Kristy-Barbara Lange, Deputy Managing Director / Regulatory Affairs from European Bioplastics answers some questions about the benefits of biodegradable mulch films and their role in a revised EU Fertiliser Directive.
What is the current market situation for mulch films in Europe?
Europe has a grave microplastic problem that is partly caused by fossil-based plastic mulch films, which are hard to collect and recycle due to the thinness of the film and heavy soiling.
The mulch film market in Europe amounts to about 80,000 tonnes, 95% of which are still, fossil-based and non-biodegradable thin polyethylene films that are mostly produced outside of Europe. Agriculture Plastics Environment (APE) Europe estimates hat of these 76,000 tonnes, more than 30% remain on the field and in the soil. Assessed conservatively, this generates about 15,000 tonnes of microplastics each year that remain in fields across Europe. The accumulation of plastic particles in the soil in some regions of Europe, such as southern Spain, is already showing negative effects on plant growth and crop yields.
Could modern agriculture practises eliminate the need for mulch films altogether?
No. Plastic mulch films have many benefits and positive agronomical effects, including increasing the yields, weed control, and soil improvement by reducing irrigation water and mitigating wind and water soil erosion. Growing on bare soil would decrease yields drastically – a scenario nobody can afford and which was substantiated amongst others by a recent study of the University of Montpellier with regard to the fruiting yield of vineyards (Touchaleaume et al., 2016).
How can biodegradable plastic mulches contribute to modern agriculture?
Biodegradable mulch films provide the same positive agronomical effects as conventional mulches, while at the same time easing the burden on the soil. Biodegradable mulches can be left on the field and ploughed under at the end of the crop cycle as they do not accumulate in the soil but biodegrade to water, CO2, and biomass, without leaving toxic residues in the soil.
What legislative action is needed to support the uptake of biodegradable mulch films?
In some EU Members States, such as in France and Italy, standards for biodegradation of mulches in soil already exist. Furthermore, the European Committee for Standardization (CEN) is currently developing a European standard, which will be available early next year. Clear criteria for biodegradation, ecotoxicology, and characteristics of biodegradable mulch films are currently being defined.

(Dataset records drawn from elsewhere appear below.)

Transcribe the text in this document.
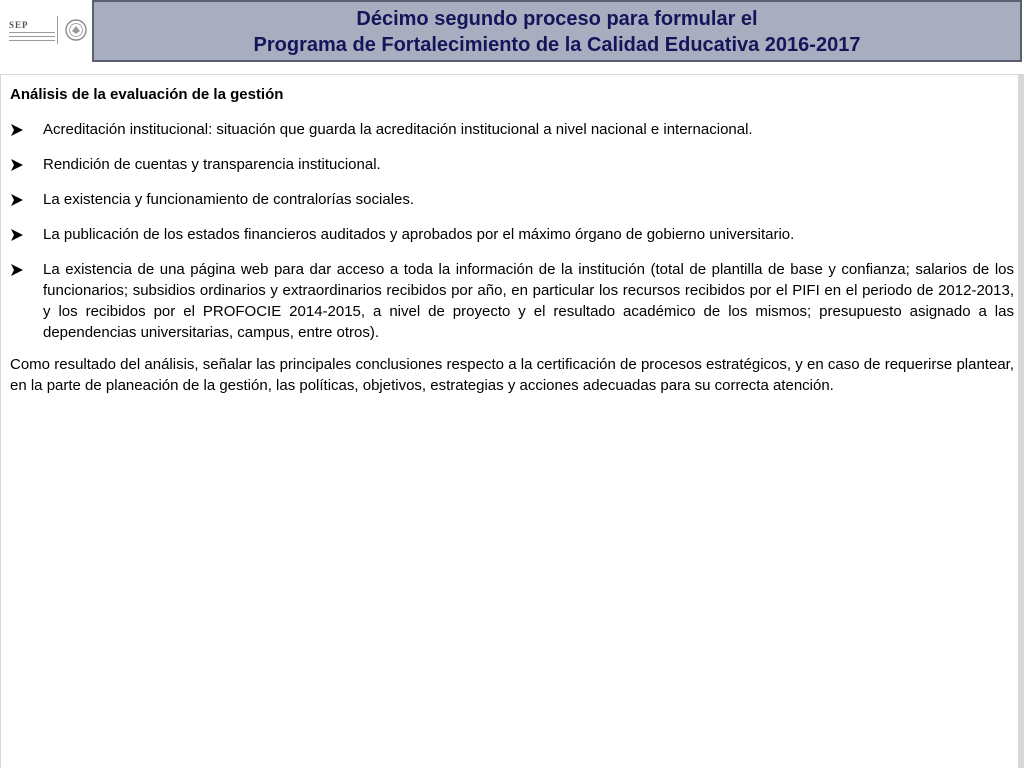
SEP	Décimo segundo proceso para formular el
Programa de Fortalecimiento de la Calidad Educativa 2016-2017

Análisis de la evaluación de la gestión

Acreditación institucional: situación que guarda la acreditación institucional a nivel nacional e internacional.
Rendición de cuentas y transparencia institucional.
La existencia y funcionamiento de contralorías sociales.
La publicación de los estados financieros auditados y aprobados por el máximo órgano de gobierno universitario.
La existencia de una página web para dar acceso a toda la información de la institución (total de plantilla de base y confianza; salarios de los funcionarios; subsidios ordinarios y extraordinarios recibidos por año, en particular los recursos recibidos por el PIFI en el periodo de 2012-2013, y los recibidos por el PROFOCIE 2014-2015, a nivel de proyecto y el resultado académico de los mismos; presupuesto asignado a las dependencias universitarias, campus, entre otros).

Como resultado del análisis, señalar las principales conclusiones respecto a la certificación de procesos estratégicos, y en caso de requerirse plantear, en la parte de planeación de la gestión, las políticas, objetivos, estrategias y acciones adecuadas para su correcta atención.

Biodegradable mulches can help to decrease the generation of microplastics in agriculture, while ensuring high yields. Furthermore, unlike conventional thin mulch films that are imported from outside of Europe, biodegradable mulch films are mainly produced within the EU.

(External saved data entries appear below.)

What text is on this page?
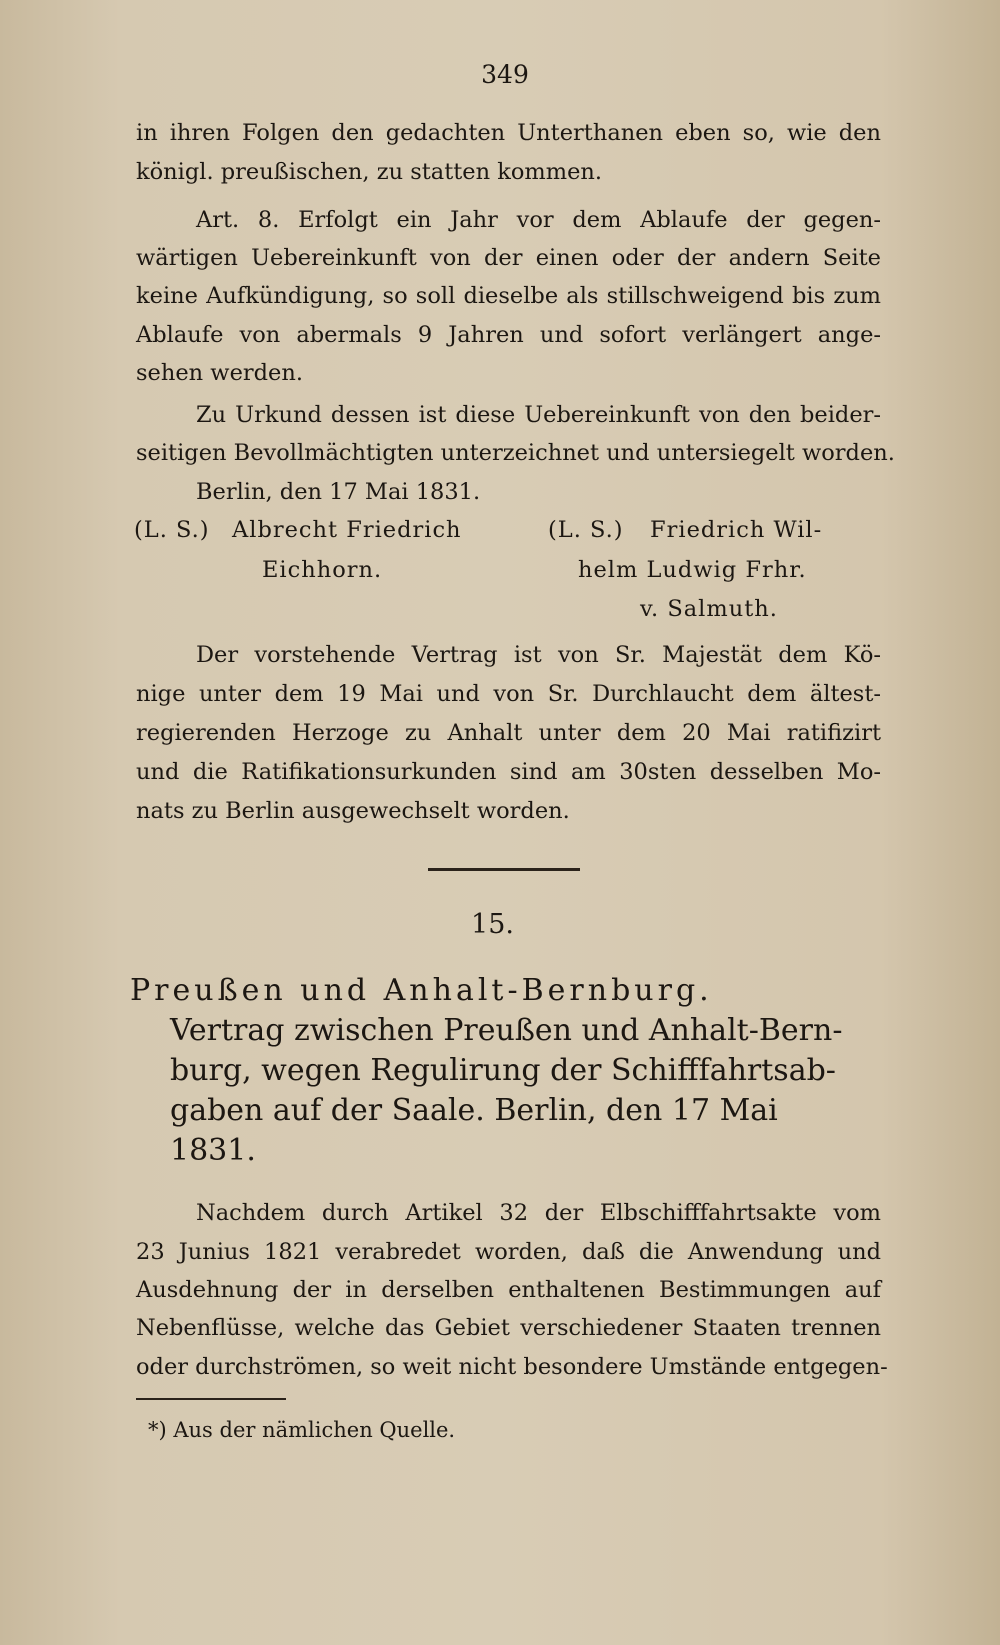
349
in ihren Folgen den gedachten Unterthanen eben so, wie den
königl. preußischen, zu statten kommen.
Art. 8. Erfolgt ein Jahr vor dem Ablaufe der gegen-
wärtigen Uebereinkunft von der einen oder der andern Seite
keine Aufkündigung, so soll dieselbe als stillschweigend bis zum
Ablaufe von abermals 9 Jahren und sofort verlängert ange-
sehen werden.
Zu Urkund dessen ist diese Uebereinkunft von den beider-
seitigen Bevollmächtigten unterzeichnet und untersiegelt worden.
Berlin, den 17 Mai 1831.
(L. S.) Albrecht Friedrich
Eichhorn.
(L. S.) Friedrich Wil-
helm Ludwig Frhr.
v. Salmuth.
Der vorstehende Vertrag ist von Sr. Majestät dem Kö-
nige unter dem 19 Mai und von Sr. Durchlaucht dem ältest-
regierenden Herzoge zu Anhalt unter dem 20 Mai ratifizirt
und die Ratifikationsurkunden sind am 30sten desselben Mo-
nats zu Berlin ausgewechselt worden.
15.
Preußen und Anhalt-Bernburg.
Vertrag zwischen Preußen und Anhalt-Bern-
burg, wegen Regulirung der Schifffahrtsab-
gaben auf der Saale. Berlin, den 17 Mai
1831.
Nachdem durch Artikel 32 der Elbschifffahrtsakte vom
23 Junius 1821 verabredet worden, daß die Anwendung und
Ausdehnung der in derselben enthaltenen Bestimmungen auf
Nebenflüsse, welche das Gebiet verschiedener Staaten trennen
oder durchströmen, so weit nicht besondere Umstände entgegen-
*) Aus der nämlichen Quelle.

With regard to the revision of the European Fertilisers Regulation, European Bioplastics recommends to include biodegradable mulch films as soil improver – as it is already implicitly covered by definitions and given in the annexes. Mentioning it explicitly would harmonise and boost the market across Europe and help farmers to deal with the growing problem of microplastics while keeping yields high.